The government got away with the austerity measures, the extreme failure of their projected growth and the welfare reforms. However, they didn’t get away with the tax cuts that will leave the wealthiest better off in combination with the welfare cuts. This proves great news as the concept of rewarding those who work is one I believe to be both ethically sound and essential for growth plans.

Extremism on either side of politics has always been a dangerous thing – combined with stupidity it is at its worst. If Osborne stood with a hangman’s noose around his neck, Mr I for Idiot, Duncan Smith, sitting in the luxury of his post-tax £1,600 a week and announcing he could live on £55 a week, would kick away the stool. No wonder there is a massive outcry, not to mention a nationwide petition demanding proof by acquiring over 25,000 signatures on its first day alone.
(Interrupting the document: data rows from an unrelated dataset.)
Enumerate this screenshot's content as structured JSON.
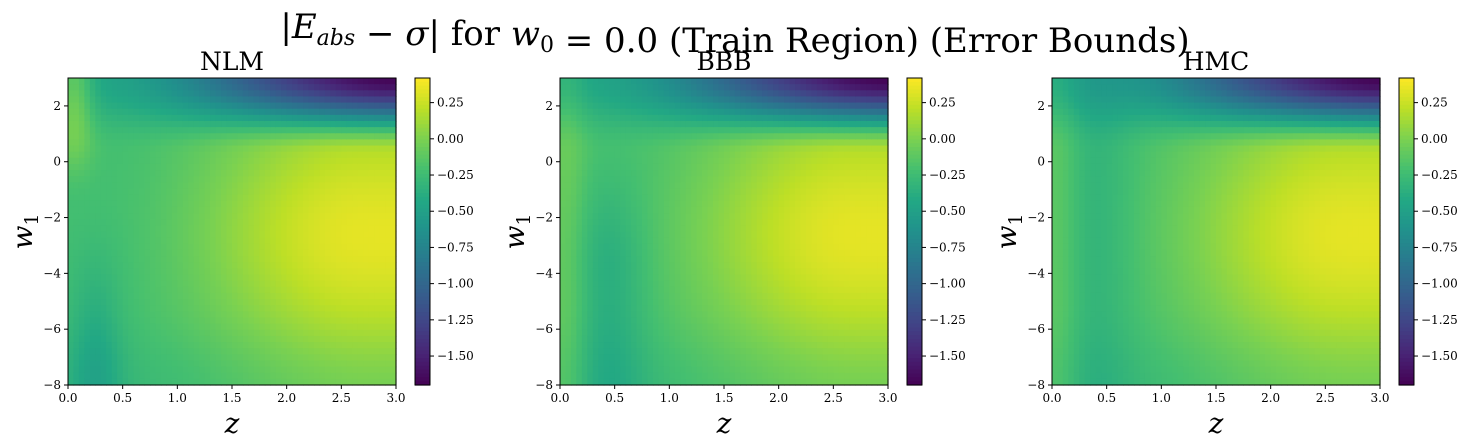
{
  "figure": {
    "title_parts": [
      {
        "t": "|E",
        "math": true
      },
      {
        "t": "abs",
        "math": true,
        "sub": true
      },
      {
        "t": " − σ| ",
        "math": true
      },
      {
        "t": "for ",
        "math": false
      },
      {
        "t": "w",
        "math": true
      },
      {
        "t": "0",
        "math": false,
        "sub": true
      },
      {
        "t": " = 0.0 ",
        "math": false
      },
      {
        "t": "(Train Region) (Error Bounds)",
        "math": false
      }
    ]
  },
  "chart_data": [
    {
      "type": "heatmap",
      "title": "NLM",
      "xlabel": "z",
      "ylabel": "w",
      "ylabel_sub": "1",
      "xlim": [
        0.0,
        3.0
      ],
      "ylim": [
        -8,
        3
      ],
      "xticks": [
        "0.0",
        "0.5",
        "1.0",
        "1.5",
        "2.0",
        "2.5",
        "3.0"
      ],
      "yticks": [
        "2",
        "0",
        "−2",
        "−4",
        "−6",
        "−8"
      ],
      "colorbar": {
        "range": [
          -1.7,
          0.42
        ],
        "ticks": [
          "0.25",
          "0.00",
          "−0.25",
          "−0.50",
          "−0.75",
          "−1.00",
          "−1.25",
          "−1.50"
        ],
        "colormap": "viridis"
      },
      "model": "nlm"
    },
    {
      "type": "heatmap",
      "title": "BBB",
      "xlabel": "z",
      "ylabel": "w",
      "ylabel_sub": "1",
      "xlim": [
        0.0,
        3.0
      ],
      "ylim": [
        -8,
        3
      ],
      "xticks": [
        "0.0",
        "0.5",
        "1.0",
        "1.5",
        "2.0",
        "2.5",
        "3.0"
      ],
      "yticks": [
        "2",
        "0",
        "−2",
        "−4",
        "−6",
        "−8"
      ],
      "colorbar": {
        "range": [
          -1.7,
          0.42
        ],
        "ticks": [
          "0.25",
          "0.00",
          "−0.25",
          "−0.50",
          "−0.75",
          "−1.00",
          "−1.25",
          "−1.50"
        ],
        "colormap": "viridis"
      },
      "model": "bbb"
    },
    {
      "type": "heatmap",
      "title": "HMC",
      "xlabel": "z",
      "ylabel": "w",
      "ylabel_sub": "1",
      "xlim": [
        0.0,
        3.0
      ],
      "ylim": [
        -8,
        3
      ],
      "xticks": [
        "0.0",
        "0.5",
        "1.0",
        "1.5",
        "2.0",
        "2.5",
        "3.0"
      ],
      "yticks": [
        "2",
        "0",
        "−2",
        "−4",
        "−6",
        "−8"
      ],
      "colorbar": {
        "range": [
          -1.7,
          0.42
        ],
        "ticks": [
          "0.25",
          "0.00",
          "−0.25",
          "−0.50",
          "−0.75",
          "−1.00",
          "−1.25",
          "−1.50"
        ],
        "colormap": "viridis"
      },
      "model": "hmc"
    }
  ]
}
Increasing the income of the wealthiest while the majority of Britain’s real income drops has no moral justification. Therefore, it is not surprising that the more radical campaigners are having a field day. I read an emotive message plastered all over my facebook page from a local, extremely left wing counsellor last night. The message talked about how 1st April would bring the government down, claiming to “speak up for those that either cannot or don’t know how” and begging people not to “feel alone”.
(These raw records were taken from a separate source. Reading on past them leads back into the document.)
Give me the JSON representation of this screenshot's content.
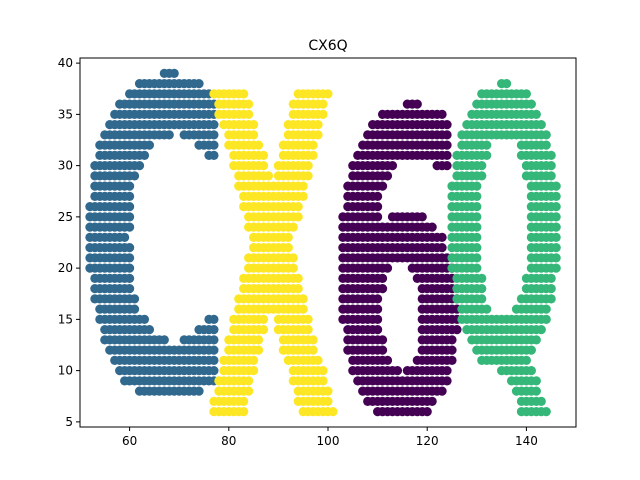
{
  "chart_data": {
    "type": "scatter",
    "title": "CX6Q",
    "xlabel": "",
    "ylabel": "",
    "xlim": [
      50,
      150
    ],
    "ylim": [
      4.5,
      40.5
    ],
    "xticks": [
      60,
      80,
      100,
      120,
      140
    ],
    "yticks": [
      5,
      10,
      15,
      20,
      25,
      30,
      35,
      40
    ],
    "grid": false,
    "legend": "none",
    "series": [
      {
        "color": "#31688e",
        "glyph": "C",
        "box": {
          "x": [
            52,
            77
          ],
          "y": [
            8,
            39
          ]
        },
        "x": [],
        "y": []
      },
      {
        "color": "#fde725",
        "glyph": "X",
        "box": {
          "x": [
            76,
            101
          ],
          "y": [
            6,
            37
          ]
        },
        "x": [],
        "y": []
      },
      {
        "color": "#440154",
        "glyph": "6",
        "box": {
          "x": [
            103,
            126
          ],
          "y": [
            6,
            36
          ]
        },
        "x": [],
        "y": []
      },
      {
        "color": "#35b779",
        "glyph": "Q",
        "box": {
          "x": [
            125,
            146
          ],
          "y": [
            6,
            38
          ]
        },
        "x": [],
        "y": []
      }
    ]
  }
}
This is hand in glove with the Labour Party’s current thinking, heavily influenced by policy co-ordinator Jon Cruddas, an idealist and ideologist who holds forth with passion on the gulf between politics and the working classes. These policies plan to attack the caricature villains, forcing property developers to use up any land with planning, repeating the bank bonus taxes. They champion the underdog worker, campaigning on defending their rights and enforcement of minimum wages. 

Scarily, there is talk of local councils getting their hands on most of the power for enforcement. This plan must be manna to the ears of the Unions, often the source of funding to the left wing counsellors who will surely sweep into a massive victory on 2nd May.

This traditional Union/Labour thinking has always been about us and them. Business owners automatically become the enemy who should be controlled at all costs. Economic realities are never a consideration. 

Yet, who can blame the people of this country if they find the message appealing when contrasted with Osborne’s hand out to the wealthiest and the beyond-offensiveness of Duncan Smith. If Cameron and Clegg had anything going for them as a Coalition, it was surely to be the voice of Middle England – a sane and rational voice that champions business not least to care for those genuinely in need. In order for that voice to remain heard above that of extremism, they need to act now, fast and reverse the desperate damage that has been done in the last fortnight – and Ian Duncan Smith’s enforced resignation would be one tiny little start.

Jan Cavelle is founder of the Jan Cavelle Furniture Company.